Some common reasons for rejection include underexposed images, images with hard flash shadows, and badly focused, blurry or overly grainy images.
Legal Requirements
Photographers who repeatedly upload images that violate our legal requirements will have their accounts closed and may forfeit any balance they have accumulated.
Copyright
1. You must be the photographer of the photo submitted. No exceptions. If you are NOT the photographer, chances are you cannot legally upload the photo or resell it. The sole exception would be an old family photo, where the estate of the original photographer passed it to you as the legal heir. Photographers who upload photos that are not their own will have their accounts closed and will lose any account balance.
2. You cannot upload a retouched version of an image someone else created.
Consider this an extension of rule 1. Under no circumstances can you upload an image that was obtained from any other source, even if you've altered it heavily.
3. Your pictures may not contain logos, characters, advertisements, images, or graphics that are copyrighted or trademarked.
Please look closely at your photos for logos, graphics or other possibly copyrighted work before uploading them. We cannot accept any photo with a recognizable logo.
Photos from places that contain recognizable characters (such as the Nesquik Bunny at a Preschool Party) are also not acceptable.
Model Releases
Any photo with recognizable people in it must have an accompanying adult model release, available here: Adult Model Release or minor model release, available here: Minor Model Release. This includes photos of people taken in public places and photos of crowds in which individual people are recognizable.
A legal guardian must sign a model release for minors under the age of 18 and any other people unable to sign for themselves.
If you are uploading a series of photos of one model, only one model release per photo session is needed. However, you still must upload that release with each photo that you upload. In other words, EVERY photo of a recognizable person needs a release, and every person in the photo must have a release.
Property Releases
Photos of showing the interior of a private building, such as a business, or taken on the owner's property should have an accompanying property release, available here: Property Release signed by the owner. We will use judgement in approving images without property releases, however, getting a property release provides extra protection.
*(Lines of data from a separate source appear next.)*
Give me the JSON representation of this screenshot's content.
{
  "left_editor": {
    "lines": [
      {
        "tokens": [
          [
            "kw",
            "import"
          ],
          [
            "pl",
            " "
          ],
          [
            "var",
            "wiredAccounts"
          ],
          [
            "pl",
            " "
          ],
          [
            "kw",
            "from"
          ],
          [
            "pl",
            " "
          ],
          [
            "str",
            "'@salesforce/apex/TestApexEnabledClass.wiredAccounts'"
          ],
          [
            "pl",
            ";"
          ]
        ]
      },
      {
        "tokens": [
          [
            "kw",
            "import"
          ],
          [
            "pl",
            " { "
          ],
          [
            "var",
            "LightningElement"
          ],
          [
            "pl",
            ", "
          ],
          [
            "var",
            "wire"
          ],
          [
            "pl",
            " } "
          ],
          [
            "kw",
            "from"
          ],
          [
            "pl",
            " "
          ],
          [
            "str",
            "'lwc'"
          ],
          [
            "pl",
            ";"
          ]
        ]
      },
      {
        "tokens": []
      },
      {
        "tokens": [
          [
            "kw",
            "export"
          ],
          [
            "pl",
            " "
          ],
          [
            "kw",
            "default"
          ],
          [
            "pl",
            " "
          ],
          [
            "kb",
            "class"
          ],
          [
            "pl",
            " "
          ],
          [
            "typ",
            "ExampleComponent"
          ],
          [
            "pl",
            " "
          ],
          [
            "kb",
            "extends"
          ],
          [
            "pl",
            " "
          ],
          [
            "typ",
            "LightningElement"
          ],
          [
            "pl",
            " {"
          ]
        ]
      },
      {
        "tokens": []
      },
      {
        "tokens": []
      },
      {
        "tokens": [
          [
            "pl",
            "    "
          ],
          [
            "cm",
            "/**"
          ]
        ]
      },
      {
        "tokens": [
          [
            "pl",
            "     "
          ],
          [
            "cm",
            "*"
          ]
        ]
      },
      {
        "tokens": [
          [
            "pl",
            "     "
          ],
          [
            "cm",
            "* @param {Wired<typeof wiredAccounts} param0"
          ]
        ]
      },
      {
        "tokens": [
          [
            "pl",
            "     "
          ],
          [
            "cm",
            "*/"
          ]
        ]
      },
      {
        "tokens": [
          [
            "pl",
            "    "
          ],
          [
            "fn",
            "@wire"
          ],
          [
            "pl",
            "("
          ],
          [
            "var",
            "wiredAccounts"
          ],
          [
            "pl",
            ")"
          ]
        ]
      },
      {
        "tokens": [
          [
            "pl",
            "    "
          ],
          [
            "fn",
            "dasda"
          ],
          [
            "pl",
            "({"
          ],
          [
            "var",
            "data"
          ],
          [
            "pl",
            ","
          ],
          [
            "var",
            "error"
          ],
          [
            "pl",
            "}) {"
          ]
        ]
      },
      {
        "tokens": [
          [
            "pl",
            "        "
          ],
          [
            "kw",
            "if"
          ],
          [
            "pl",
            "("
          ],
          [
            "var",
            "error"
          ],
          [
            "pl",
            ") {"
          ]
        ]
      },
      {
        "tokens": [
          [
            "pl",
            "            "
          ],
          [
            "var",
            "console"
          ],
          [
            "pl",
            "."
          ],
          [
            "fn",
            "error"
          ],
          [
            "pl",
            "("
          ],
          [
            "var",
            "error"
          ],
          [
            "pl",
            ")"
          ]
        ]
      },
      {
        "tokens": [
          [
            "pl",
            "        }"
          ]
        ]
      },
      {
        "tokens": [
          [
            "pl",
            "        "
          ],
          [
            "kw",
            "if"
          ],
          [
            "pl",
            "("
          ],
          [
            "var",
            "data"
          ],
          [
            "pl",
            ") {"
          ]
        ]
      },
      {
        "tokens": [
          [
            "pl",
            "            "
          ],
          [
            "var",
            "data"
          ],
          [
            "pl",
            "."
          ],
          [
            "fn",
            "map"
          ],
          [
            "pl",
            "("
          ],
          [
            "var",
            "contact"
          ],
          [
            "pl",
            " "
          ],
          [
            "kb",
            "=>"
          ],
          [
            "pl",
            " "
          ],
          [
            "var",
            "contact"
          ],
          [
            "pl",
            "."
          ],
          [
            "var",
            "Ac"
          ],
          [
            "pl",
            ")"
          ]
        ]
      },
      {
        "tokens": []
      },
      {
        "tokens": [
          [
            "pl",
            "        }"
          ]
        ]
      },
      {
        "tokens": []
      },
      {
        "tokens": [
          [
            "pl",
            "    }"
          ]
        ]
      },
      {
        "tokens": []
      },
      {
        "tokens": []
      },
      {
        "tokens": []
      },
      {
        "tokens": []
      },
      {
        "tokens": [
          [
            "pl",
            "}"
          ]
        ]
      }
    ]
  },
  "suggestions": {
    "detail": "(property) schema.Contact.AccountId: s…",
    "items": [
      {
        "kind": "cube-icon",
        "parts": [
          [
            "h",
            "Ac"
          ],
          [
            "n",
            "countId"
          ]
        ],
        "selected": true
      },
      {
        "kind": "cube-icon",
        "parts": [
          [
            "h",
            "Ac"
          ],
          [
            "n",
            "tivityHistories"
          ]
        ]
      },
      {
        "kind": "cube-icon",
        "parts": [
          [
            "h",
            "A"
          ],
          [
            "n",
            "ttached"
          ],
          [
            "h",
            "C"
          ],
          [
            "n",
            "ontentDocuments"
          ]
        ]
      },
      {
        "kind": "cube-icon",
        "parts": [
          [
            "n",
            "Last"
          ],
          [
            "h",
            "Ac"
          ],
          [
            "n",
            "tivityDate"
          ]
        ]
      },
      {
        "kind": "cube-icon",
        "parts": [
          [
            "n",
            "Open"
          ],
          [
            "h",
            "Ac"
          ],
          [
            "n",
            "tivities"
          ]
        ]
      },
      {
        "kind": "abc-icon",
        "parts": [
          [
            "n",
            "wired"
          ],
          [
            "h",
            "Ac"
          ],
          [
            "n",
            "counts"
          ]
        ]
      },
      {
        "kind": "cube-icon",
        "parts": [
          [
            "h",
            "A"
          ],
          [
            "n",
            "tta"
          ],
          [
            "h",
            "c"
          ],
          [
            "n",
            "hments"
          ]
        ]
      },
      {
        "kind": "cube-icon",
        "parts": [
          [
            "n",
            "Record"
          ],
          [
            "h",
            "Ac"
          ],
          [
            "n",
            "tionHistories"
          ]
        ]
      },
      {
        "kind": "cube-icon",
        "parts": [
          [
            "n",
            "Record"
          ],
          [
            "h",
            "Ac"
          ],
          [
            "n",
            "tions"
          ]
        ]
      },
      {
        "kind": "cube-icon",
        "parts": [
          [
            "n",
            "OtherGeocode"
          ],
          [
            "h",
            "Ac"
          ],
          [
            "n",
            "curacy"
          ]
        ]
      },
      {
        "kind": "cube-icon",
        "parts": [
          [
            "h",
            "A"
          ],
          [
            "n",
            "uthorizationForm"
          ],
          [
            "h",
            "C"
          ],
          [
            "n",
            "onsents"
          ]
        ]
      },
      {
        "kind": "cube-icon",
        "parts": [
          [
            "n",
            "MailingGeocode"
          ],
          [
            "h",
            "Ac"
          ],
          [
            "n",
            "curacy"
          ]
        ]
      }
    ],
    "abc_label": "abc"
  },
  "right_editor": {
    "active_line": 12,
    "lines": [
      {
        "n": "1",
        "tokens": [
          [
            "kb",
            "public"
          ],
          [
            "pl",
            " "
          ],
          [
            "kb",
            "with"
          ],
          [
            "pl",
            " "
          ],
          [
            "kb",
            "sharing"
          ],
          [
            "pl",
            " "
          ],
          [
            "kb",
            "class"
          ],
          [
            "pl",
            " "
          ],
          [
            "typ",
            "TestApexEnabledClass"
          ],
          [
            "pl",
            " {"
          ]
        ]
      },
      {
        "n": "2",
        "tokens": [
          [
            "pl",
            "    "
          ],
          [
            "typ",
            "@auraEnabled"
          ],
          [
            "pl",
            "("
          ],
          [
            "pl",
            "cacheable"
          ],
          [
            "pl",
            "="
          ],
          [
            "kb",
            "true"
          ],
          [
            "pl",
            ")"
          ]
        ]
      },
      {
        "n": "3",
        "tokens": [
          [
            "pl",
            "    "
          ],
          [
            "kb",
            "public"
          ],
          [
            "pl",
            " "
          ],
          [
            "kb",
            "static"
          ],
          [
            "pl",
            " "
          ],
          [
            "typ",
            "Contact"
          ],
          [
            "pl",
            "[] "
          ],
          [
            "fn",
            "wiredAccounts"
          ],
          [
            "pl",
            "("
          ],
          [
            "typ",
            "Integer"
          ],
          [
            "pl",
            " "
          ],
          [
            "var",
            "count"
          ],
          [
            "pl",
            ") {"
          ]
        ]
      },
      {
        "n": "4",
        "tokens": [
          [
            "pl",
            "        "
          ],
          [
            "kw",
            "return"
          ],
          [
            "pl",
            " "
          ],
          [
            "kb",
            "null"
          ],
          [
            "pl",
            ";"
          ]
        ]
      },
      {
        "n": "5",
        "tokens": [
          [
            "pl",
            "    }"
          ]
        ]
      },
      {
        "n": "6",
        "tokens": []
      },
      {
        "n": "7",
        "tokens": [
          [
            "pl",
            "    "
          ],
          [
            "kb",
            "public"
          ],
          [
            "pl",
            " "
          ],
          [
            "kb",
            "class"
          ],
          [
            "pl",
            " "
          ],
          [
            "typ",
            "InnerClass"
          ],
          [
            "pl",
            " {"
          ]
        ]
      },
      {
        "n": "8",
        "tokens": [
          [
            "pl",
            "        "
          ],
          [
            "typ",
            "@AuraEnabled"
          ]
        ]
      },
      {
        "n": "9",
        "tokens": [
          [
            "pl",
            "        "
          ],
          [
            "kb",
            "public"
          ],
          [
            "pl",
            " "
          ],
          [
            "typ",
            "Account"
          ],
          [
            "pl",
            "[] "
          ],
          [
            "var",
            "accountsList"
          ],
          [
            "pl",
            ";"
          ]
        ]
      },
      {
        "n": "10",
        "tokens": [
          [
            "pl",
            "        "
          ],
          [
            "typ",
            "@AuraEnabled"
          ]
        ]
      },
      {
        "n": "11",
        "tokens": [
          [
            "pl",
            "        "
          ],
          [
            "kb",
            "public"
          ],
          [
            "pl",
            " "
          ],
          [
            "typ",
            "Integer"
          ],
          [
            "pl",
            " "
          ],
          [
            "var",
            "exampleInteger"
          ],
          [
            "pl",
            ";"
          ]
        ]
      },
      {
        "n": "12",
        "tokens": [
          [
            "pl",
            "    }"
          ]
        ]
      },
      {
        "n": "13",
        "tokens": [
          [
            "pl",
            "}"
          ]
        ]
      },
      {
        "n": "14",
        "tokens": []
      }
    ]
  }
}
Taking photos of buildings or homes from outside in a public street is generally OK, as long as the pictures don't show anything private such as people seen through windows.
AI-Generated Art
The sale of AI Generated art is permitted on the NativeMirror platform, but, you must declare it in your description. Example Declaration: "Artwork created with the use of ARTIFICIAL INTELLIGENCE (AI)".
Keywords
You are responsible for writing the keywords that help customers find your art. Good keywording is critical to good sales. The first and last name of the artist should each be separately listed in the keywords.
FEEs and Image Usage Rights
The Photographer sets the Image Usage Fee and determines whether their images will be used for Unlimited or Limited Edition Reproductions. The Photographer always maintains the copyright to their image(s).
Image Usage Fee Per Reproduction: This is the fee charged by the Photographer for the rights to use their image on each reproduction sold by NativeMirror. NativeMirror is responsible for all costs associated with printing and framing the reproduction. If the Photographer chooses to sell reproductions, and no image usage fee is input by the Photographer, then the displayed default Usage Image Fee will be used.
Unlimited versus Limited Reproductions: As the naming suggest with unlimited reproductions an inexhaustible number of reproductions of the original can be produced, whereas with limited reproductions the Photographer sets a specific limit on the maximum number of reproductions available. The maximum reproduction number set is inclusive of all sizes of reproductions as well as all sales worldwide.